Rijkaard, Tallinn'de rotasyonun boyunu uzatınca takım uyumundan yoksun bir Galatasaray izledik. 5-0'lık skora imza atan kadrodan sahada sadece kaleci Leo, Sabri ve Aydın vardı. Tam sekiz oyuncu değişmişti. Bu, Rijkaard'ın geniş kadrodaki oyunculara "Size güveniyorum" mesajıydı.
Galatasaray maç boyu kadro kalitesi daha düşük olan Levadia Tallinn önünde topa daha çok hakimdi ama oyuncuların birbirleriyle oynama alışkanlığı olmadığı için ayağa pas trafiği iyi işlemedi.
Aydın ve Serdar ikilisi kanat bindirmelerinde etkili olamadı. Alpaslan solbekte sık ileri çıkmasına rağmen savunmada arkasına rakibi sürekli kaçırdı.
Oyunu kurmada ve final paslarında tüm yük Elano'nun sırtına bindi. Brezilyalı yıldız sıkı markaj altında oynamasına rağmen, Nonda'ya mükemmel bir gol pası verdi. Genç Serdar, Elano'nun iki gollük pasını tecrübesizliği nedeniyle gole dönüştüremedi. Rijkaard, Galatasaray golü yiyince oyuna hemen elini soktu. Alpaslan'ı çıkarıp, Serdar'ı aldı. Sabri'yi sola çekti. Aydın'ın yerine Arda girince Galatasaray önde top tutmaya başladı. Enerji küpü Sarp da oyuna girince orta saha güçlendi, savunma rahatladı.

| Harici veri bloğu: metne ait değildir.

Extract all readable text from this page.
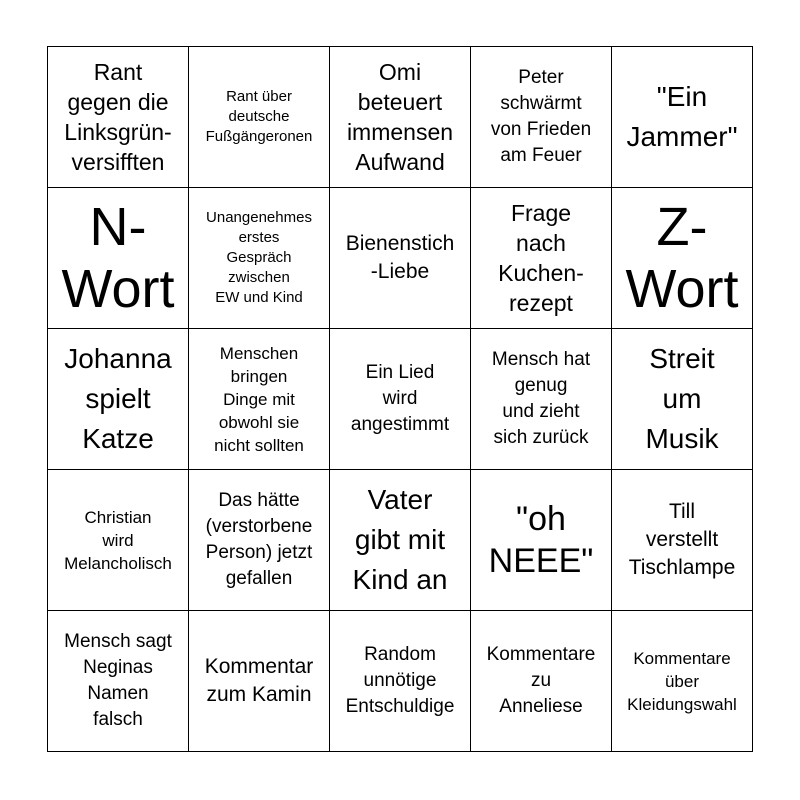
Rant
gegen die
Linksgrün-
versifften
Rant über
deutsche
Fußgängeronen
Omi
beteuert
immensen
Aufwand
Peter
schwärmt
von Frieden
am Feuer
"Ein
Jammer"
N-
Wort
Unangenehmes
erstes
Gespräch
zwischen
EW und Kind
Bienenstich
-Liebe
Frage
nach
Kuchen-
rezept
Z-
Wort
Johanna
spielt
Katze
Menschen
bringen
Dinge mit
obwohl sie
nicht sollten
Ein Lied
wird
angestimmt
Mensch hat
genug
und zieht
sich zurück
Streit
um
Musik
Christian
wird
Melancholisch
Das hätte
(verstorbene
Person) jetzt
gefallen
Vater
gibt mit
Kind an
"oh
NEEE"
Till
verstellt
Tischlampe
Mensch sagt
Neginas
Namen
falsch
Kommentar
zum Kamin
Random
unnötige
Entschuldige
Kommentare
zu
Anneliese
Kommentare
über
Kleidungswahl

Galatasaray kazanamadı ama aldığı beraberlikle Avrupa'da deplasmandaki yenilmezliğini 1 yıla taşıdı. Galatasaray en son 27 Ağustos 2008'de deplasmanda Steaua Bükreş'e 1-0 yenilmişti ve o maçtan bu yana hiç kaybetmedi.
6-0'lık Netanya maçında "Duran topları iyi kullanmanın önemini Rijkaard takıma öğretmeye başlamış olacak; Galatasaray üç maçta (Tobol maçları dahil) dört duran top golü attı" diye yazmıştım.
RİJKAARD EĞİTMELİ
Galatasaray'ın bu artısına rağmen, dünkü sınavı dahil yenen 7 golün dördünün duran toplardan gelmesi önemli. Bu, Galatasaray savunmasında ciddi bir zaaf olduğunu gösteriyor. Rijkaard'ın savunma oyuncularını da duran toplar konusunda ciddi biçimde eğitmesi gerekiyor. Rakibin duran toplarında Galatasaraylı savunma oyuncuları ile yardıma gelenler adam paylaşımında ve pozisyon almada hatalar yapıyorlar. Ya rakibin arkasında ya da altında kalıyorlar. Talinn'in Puri ile kazandığı gol, Mehmet Topal'ın pozisyon hatasıydı. Puri boy olarak Topal'dan çok kısaydı. Ama atış yapıldıktan sonra top gelirken avantajlı durumda olan Topal'ın topla arasına girip kafayı rahat vurdu.